Juga sabda Rasulullah saw, yang
artinya: “sebagian tanda bagusnya Islam seseorang adalah ditinggalkannya
sesuatu yang tidak bermanfaat”.
Keihlasan merupakan pokok dari amal
perbuatan yang kita lakukan, kita perlu melatihnya dari hal yang kecil agar
ikhlas itu benar-benar menjadi landasan setiap kali kita beramal. Ikhlas merupakan
sesuatu yang tidak bisa dilihat dari mata dhahir, dikarenakan ia adalah
perbuatan bathin, yang harus terus menerus di perbaharui agar tidak menjadi
lemah.
BAB 11 SESUATU YANG DITANAM LEBIH DAHULU AKAN MENGHASILKAN
BUAH YANG SEMPURNA
“Tanamlah dirimu pada tanah
yang sunyi, sebab sesuatu yang tumbuh dari sesuatu yang tidak ditanam, maka
tidak akan sempurna hasil (buah) nya”.
Jika dirimu
menginginkan kemudahan menananmkan rasa ikhlas dalam beramal, maka dirimu harus
menanamkan sifat wujud pada tanah humul (tanah kosong), karena tumbuhnya
segala sesuatu yang tidak pernah ditanam pada tanah tidak akan bisa sempurna
hidupnya, artinya sebagian perkara yang bisa memudahkan perbutan ikhlas dalam
amalnya yaitu menempatkan dirinya pada tempat yang tidak menjadikan dirinya
terkenal.
Dalam sebuah
hadits dari sahabat Mu’adz bin Jabal, Rasulullah saw bersabda yang artinya:
“Sesungguhnya sedikitnya
riya’ itu sudah termasuk syirik. Dan siapa yang memusuhi seorang waliyullah,
berarti telah melawan dengan memerangi Allah. Dan sesungguhnya Allah menyukai
orang yang taqwa, yang tersembunyi (tidak terkenal), yang bila tidak ada tidak dicari, dan bila hadir tidak dipanggil
dan tidak dikenal. Hati mereka sebagai hidayah, mereka terhindar dari segala
kegelapan kesukaran”.
BAB 12 UZLAH (MENYEPI) AKAN MEMBAWA
KE MEDAN TAFAKKUR
“Tiada suatu yang bermanfaat bagi hati (jiwa) sebagaiman ‘uzlah,
yang akan memasukkan pada medan berfikir”.
‘Uzlah yaitu
menyendiri dari pergaulan mastyarakat. Tafakkur yaitu memikirkan segala ciptaan
Allah yang sangat mengagumkan, memikirkan bagaimana keadaan alam baezah dan
alam akhirat, dalam tubuh ada akal, dalam ruh ada khaathir (keinginan). Bagaimana dan kapan kita
menghadapi malaikat ‘Izrail, bagaimana keadaan orang yang mati di alam barzah
bagaimana keadaan dunia ini yang begitu cepat berubah dan seterusnya.

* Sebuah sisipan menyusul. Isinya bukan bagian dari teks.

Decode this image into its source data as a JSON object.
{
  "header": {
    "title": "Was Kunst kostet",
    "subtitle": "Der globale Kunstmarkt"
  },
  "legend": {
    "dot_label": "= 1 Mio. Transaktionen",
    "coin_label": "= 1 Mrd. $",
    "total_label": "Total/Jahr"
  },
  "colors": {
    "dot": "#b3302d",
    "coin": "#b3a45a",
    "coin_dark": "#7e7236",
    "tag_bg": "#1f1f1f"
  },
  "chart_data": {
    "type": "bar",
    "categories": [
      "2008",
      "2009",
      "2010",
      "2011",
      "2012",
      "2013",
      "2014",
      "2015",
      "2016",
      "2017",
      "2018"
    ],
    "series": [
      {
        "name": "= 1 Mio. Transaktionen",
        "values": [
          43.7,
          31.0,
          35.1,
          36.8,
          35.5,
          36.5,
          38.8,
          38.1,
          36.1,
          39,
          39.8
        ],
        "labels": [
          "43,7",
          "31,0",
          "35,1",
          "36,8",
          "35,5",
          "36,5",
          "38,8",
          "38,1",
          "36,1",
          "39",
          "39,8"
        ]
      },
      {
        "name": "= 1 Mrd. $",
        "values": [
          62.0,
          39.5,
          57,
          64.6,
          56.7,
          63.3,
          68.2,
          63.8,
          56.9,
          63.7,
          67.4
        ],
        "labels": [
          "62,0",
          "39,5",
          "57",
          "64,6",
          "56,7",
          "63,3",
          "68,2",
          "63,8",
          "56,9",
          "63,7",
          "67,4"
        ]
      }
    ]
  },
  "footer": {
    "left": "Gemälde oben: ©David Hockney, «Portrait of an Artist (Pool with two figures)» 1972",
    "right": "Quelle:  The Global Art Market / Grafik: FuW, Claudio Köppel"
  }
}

Pada akhirnya, berpikir pada saat ‘uzlah
(menyendiri) tersebut bisa menimbulkan perubahan yang mengarah pada pembersihan hati dari akhlak
yang tercela (jelek) dan menjadi penyakit dalam hati dan kemudian berupaya
untuk menghiasi hati dengan akhlak yang terpuji. Jadi bila dalam ‘uzlah itu
tidak menggunakan pemikiran yang menimbulkan akhlak terpuji, maka ‘uzlah
tersebut tiada gunanya.
Dalam bab ‘uzlah dan mukhalathah (bergaul
dengan masyarakat) ini memerlukan pertimbangan yang luas dan rumit. Sebab, keduanya
itu mengandung faedah yang tidak sedikit
dan juga mengandung penyakit yang tidak sedikit pula.